Vatican Radio said Tuesday it will start running commercials for the first time in its 78-year history, interspersing the pope's messages with "ideologically" sound publicity spots.
The first ads from Italian energy giant Enel will start running July 6 in five languages: Italian, English, Spanish, French and German, officials said at a news conference.
Previously, it wasn't realistic to run advertisements since Vatican Radio had limited broadcast times on short-wave stations, said the Rev. Federico Lombardi, the head of Vatican Radio and the Vatican's chief spokesman. Now, though, the pope's broadcaster runs 24-hour programming on FM stations in much of Italy, and via Internet for the rest of the world.
"This programming, with an increasingly stable public, is naturally a place where publicity can more logically be inserted," Lombardi said.
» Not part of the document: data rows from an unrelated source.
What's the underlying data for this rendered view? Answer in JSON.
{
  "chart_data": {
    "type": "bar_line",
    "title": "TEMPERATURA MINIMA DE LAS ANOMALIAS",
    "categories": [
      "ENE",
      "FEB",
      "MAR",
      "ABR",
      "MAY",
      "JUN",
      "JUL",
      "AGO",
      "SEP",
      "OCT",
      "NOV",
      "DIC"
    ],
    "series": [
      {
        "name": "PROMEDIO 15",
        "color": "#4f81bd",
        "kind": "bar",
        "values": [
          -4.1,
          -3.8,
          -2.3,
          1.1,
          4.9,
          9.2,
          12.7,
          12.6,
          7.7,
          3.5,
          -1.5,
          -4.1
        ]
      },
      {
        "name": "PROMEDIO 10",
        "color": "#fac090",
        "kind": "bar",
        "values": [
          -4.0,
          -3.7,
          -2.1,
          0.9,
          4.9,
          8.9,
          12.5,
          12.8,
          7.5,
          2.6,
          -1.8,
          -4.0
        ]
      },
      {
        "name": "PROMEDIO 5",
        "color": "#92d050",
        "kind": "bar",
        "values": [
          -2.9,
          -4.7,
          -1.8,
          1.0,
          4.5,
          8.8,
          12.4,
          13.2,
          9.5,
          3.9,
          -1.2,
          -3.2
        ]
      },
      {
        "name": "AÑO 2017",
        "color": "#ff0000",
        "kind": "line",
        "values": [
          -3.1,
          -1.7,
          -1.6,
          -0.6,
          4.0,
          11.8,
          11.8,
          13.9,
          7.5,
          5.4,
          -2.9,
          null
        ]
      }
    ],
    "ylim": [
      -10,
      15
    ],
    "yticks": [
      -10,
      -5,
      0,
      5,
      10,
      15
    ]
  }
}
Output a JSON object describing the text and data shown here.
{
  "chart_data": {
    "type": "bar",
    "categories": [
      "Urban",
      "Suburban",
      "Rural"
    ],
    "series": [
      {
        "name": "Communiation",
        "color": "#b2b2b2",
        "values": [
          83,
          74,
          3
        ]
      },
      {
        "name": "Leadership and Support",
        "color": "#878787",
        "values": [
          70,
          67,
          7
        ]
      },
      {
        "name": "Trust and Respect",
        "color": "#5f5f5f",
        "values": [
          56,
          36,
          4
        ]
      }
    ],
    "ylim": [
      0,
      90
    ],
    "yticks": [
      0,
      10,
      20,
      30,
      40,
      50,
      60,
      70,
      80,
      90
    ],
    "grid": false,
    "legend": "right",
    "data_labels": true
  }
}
Founded in 1931, Vatican Radio broadcasts the pope's messages and news of the Catholic Church, and current affairs in 40 languages around the world.
Monsignor Renato Boccardo, secretary general of the Vatican City state administration, said the Holy See's aim wasn't purely to make money but to collaborate with other institutions.
"There is an ideological aspect that supports everything: the will and desire to bring about initiatives that are at the service of all," he said.
An Italian communications firm specializing in publicity for Catholic media, MAB.q, will screen potential clients for quality and ethical content and propose them to the Vatican, officials said.
The Vatican has two other main news outlets: CTV, the Vatican television operation, and the daily newspaper L'Osservatore Romano, which runs selected advertisements.